La liste étiologique a guidé notre bilan comme décrit ci-dessus. Bien que la patiente soit une résidente israélienne, elle avait émigré des Philippines deux ans avant son admission, et donc un bilan infectieux a été effectué. Comme mentionné, aucun signe de malignité ou d’infection intra-abdominale n’a été trouvé, et aucun signe d’aberration anatomique dans les structures lymphatiques, y compris la lymphangioleiomyomatose, n’a été trouvé, en utilisant des modalités d’imagerie telles que l’échographie abdominale, le scanner et le lymphangiogramme. Le bilan négatif, et la disparition de l’ascite parallèlement à l’amélioration des LFT après l’arrêt du méthimazole, nous ont amené à la conclusion que l’hépatite et l’ascite chyleuse chez notre patient étaient secondaires au traitement par méthimazole.

Après une recherche approfondie dans les bases de données médicales sur Medline et Embase, nous n’avons pas pu trouver une telle relation avec l’ascite chyleuse décrite dans la littérature. Ainsi, notre cas est le premier cas décrivant l’association causale entre le méthimazole et l’ascite chyleuse.

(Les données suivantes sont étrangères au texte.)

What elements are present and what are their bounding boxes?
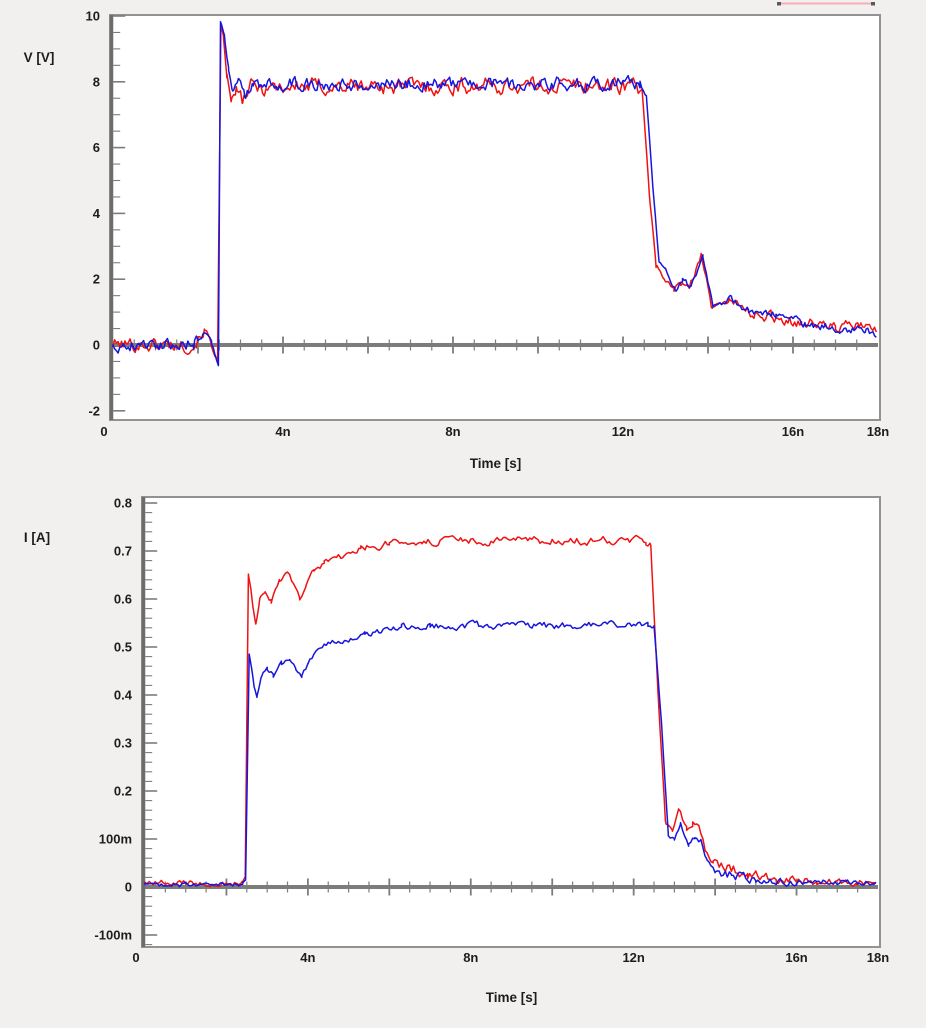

Le deuxième phénomène intéressant présenté par notre patient était l’hypertension pulmonaire secondaire à la thyrotoxicose. Ce phénomène est beaucoup mieux décrit dans la littérature mais représente encore une découverte peu fréquente . L’hypertension pulmonaire chez notre patient s’est complètement résolue après la thyroïdectomie, soulignant la relation de ces résultats.

En conclusion, ce cas souligne la diversité des effets indésirables possibles des médicaments antithyroïdiens et la présentation diversifiée de la maladie de Grave.

Conflit d’intérêts

Les auteurs déclarent qu’il n’y a pas de conflit d’intérêts concernant la publication de cet article.